NEW TO THEATERS! The framework for Kate Tsang’s Marvelous and the Black Hole is entirely familiar, exploring territory many films have dealt with before. Navigating tried-and-true terrain is not an immediate detriment to a movie because it gives a filmmaker the opportunity to bring their voice and vision to a story. This is something Tsang accomplishes with her sweet and affectionate feature-length debut (she previously directed five shorts).
Thirteen-year-old Sammy Ko (Miya Cech) is having a difficult time. Not only is she trying to explore the trials and tribulations of being a teenager, but her mother also passed away, and her father (Leonardo Nam) has started dating again. Sammy and her sister Patricia (Kannon) cope with their new lives in different ways. Sammy has resorted to rebelling in any way she can, skipping classes, smoking in the school bathroom, and even sporting a black eye caused when she hit a door while running away from school security.

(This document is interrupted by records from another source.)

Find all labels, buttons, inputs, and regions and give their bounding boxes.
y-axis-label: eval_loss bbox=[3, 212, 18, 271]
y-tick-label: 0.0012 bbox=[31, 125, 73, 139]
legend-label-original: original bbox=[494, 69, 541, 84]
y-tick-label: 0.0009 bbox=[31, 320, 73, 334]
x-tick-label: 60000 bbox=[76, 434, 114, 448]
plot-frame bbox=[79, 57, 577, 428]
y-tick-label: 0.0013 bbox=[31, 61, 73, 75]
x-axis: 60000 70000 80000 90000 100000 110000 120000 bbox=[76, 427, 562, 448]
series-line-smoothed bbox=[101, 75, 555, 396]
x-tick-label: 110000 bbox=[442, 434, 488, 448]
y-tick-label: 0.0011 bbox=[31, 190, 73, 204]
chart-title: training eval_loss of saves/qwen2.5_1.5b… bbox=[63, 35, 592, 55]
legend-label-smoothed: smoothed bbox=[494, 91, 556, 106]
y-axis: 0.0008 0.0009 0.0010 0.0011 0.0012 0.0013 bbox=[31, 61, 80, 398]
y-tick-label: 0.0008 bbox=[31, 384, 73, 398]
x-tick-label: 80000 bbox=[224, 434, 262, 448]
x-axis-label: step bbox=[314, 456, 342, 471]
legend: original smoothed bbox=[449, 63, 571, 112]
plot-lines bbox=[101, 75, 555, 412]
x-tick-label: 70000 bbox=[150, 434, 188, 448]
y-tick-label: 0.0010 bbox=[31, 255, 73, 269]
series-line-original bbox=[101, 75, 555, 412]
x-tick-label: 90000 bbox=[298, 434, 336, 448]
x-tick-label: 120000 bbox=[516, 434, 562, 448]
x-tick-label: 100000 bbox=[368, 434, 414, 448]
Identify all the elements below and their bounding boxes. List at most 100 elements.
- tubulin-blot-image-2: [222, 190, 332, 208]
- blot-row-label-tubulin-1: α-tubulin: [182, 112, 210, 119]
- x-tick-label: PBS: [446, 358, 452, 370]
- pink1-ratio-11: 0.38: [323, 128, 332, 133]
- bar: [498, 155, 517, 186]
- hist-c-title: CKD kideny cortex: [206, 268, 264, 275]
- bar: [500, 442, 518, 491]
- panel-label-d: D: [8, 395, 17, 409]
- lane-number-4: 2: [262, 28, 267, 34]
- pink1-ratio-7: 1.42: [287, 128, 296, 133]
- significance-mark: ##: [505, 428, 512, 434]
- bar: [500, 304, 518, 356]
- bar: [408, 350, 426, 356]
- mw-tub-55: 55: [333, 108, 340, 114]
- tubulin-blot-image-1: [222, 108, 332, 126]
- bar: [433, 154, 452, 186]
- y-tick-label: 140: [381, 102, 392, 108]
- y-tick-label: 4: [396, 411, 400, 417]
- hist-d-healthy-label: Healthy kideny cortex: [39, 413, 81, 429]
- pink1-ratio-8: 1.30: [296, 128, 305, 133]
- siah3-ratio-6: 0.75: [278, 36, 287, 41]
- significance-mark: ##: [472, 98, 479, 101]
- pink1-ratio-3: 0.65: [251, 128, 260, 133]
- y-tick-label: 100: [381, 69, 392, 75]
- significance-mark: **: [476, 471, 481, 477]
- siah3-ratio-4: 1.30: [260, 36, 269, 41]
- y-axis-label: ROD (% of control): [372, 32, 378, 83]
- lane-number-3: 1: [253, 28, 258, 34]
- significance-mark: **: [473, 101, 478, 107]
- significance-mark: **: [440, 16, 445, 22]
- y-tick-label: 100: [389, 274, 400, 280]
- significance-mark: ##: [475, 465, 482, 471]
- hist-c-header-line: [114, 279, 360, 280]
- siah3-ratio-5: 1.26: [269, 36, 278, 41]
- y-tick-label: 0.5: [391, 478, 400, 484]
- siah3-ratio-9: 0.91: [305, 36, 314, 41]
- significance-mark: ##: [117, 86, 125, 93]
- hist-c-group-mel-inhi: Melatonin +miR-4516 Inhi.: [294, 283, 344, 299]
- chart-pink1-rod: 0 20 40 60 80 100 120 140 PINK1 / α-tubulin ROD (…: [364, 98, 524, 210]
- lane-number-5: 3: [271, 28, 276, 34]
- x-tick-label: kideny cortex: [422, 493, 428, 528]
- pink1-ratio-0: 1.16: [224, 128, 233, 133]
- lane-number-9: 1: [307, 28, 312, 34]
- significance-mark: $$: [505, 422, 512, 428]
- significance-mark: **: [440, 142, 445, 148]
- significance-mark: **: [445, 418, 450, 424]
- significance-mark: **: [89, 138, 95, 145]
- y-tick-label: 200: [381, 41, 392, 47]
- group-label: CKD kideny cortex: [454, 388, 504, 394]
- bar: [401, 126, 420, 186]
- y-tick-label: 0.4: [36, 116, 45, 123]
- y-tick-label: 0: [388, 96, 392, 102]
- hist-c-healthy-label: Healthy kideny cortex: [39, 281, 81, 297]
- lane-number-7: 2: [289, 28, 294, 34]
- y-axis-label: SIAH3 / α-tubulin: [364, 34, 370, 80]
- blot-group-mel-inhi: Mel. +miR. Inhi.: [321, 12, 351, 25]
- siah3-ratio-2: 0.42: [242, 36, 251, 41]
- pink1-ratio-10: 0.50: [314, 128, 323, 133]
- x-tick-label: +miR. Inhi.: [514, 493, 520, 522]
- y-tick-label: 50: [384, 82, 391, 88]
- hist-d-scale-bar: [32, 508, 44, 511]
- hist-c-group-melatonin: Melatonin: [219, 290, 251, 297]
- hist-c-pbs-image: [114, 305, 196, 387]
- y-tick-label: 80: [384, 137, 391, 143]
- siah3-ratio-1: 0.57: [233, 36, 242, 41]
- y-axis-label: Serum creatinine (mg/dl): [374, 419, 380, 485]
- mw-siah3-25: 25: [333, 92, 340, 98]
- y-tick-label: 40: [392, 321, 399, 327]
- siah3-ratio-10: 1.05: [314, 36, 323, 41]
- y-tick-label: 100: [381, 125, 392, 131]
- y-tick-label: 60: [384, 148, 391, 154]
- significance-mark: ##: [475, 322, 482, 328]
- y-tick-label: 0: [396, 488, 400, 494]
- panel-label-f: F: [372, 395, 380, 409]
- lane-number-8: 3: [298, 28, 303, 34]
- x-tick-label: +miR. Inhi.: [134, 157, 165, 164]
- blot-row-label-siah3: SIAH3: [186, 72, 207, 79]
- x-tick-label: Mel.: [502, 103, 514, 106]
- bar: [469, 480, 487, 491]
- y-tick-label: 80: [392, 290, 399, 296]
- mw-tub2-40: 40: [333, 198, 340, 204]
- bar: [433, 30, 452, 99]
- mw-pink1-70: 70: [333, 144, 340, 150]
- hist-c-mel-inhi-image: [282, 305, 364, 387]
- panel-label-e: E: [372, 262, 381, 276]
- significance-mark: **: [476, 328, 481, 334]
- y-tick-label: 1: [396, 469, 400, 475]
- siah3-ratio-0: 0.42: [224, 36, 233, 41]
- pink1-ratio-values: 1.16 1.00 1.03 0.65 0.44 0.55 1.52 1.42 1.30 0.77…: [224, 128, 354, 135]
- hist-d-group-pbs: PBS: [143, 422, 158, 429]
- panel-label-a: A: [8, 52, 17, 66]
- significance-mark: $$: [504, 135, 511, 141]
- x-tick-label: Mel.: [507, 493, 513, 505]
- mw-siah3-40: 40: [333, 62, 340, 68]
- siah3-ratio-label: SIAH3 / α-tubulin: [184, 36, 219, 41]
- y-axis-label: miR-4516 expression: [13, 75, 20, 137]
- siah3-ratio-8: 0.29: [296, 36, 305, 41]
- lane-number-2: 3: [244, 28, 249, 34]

“Sammy, defiant as ever, shows up late, skips classes, and, while doing so, meets Margot…”
Sammy’s father has had enough of her erratic behavior and decides to enroll her in a summer course called “Intro to Small Business” at a community college. She must attend every class and pass, or he will send her to boot camp. Sammy, defiant as ever, shows up late, skips classes, and, while doing so, meets Margot (Rhea Perlman). Margot is a magician who forces Sammy to help her with one of her demonstrations, which evolves into an unlikely mentorship, which in turn sees the pair become friends.
The young person/ older person dynamic of Marvelous and the Black Hole has been played up many times before for wacky laughs such as St. Vincent and The Way, Way Back. Of course, the mentor/ mentee trope has been used for dramatic purposes since time immemorial. Tsang strikes the right balance between quirky and something more tender. Her tonal shifts between comedy and character study never clash, which gives the film a fun, sensitive, humanistic touch. Marvelous and the Black Hole never feels like it panders to either character and how they desperately need to learn from one another.
Cech has a handful of acting credits to her name already, but Marvelous and the Black Hole is the kind of movie that will garner her loads of attention. Sammy comes off as very frustrating, but Cech imbues the character with a layer of understanding and empathy. She is at a crossroads in her life, having experienced a tragedy that no young person should. How can we judge her for her behavior? Tsang and Cech work together to present Sammy as someone who is hurting, not someone seeking to cause chaos in every moment of her life. Cech is the heart of the film and coupled with her chemistry with Perlman, Marvelous and the Black Hole emerges as a sweet coming of age tale, worthy of experiencing, even if you feel like you’ve seen it all before.
"…Cech imbues the character with a layer of understanding and empathy."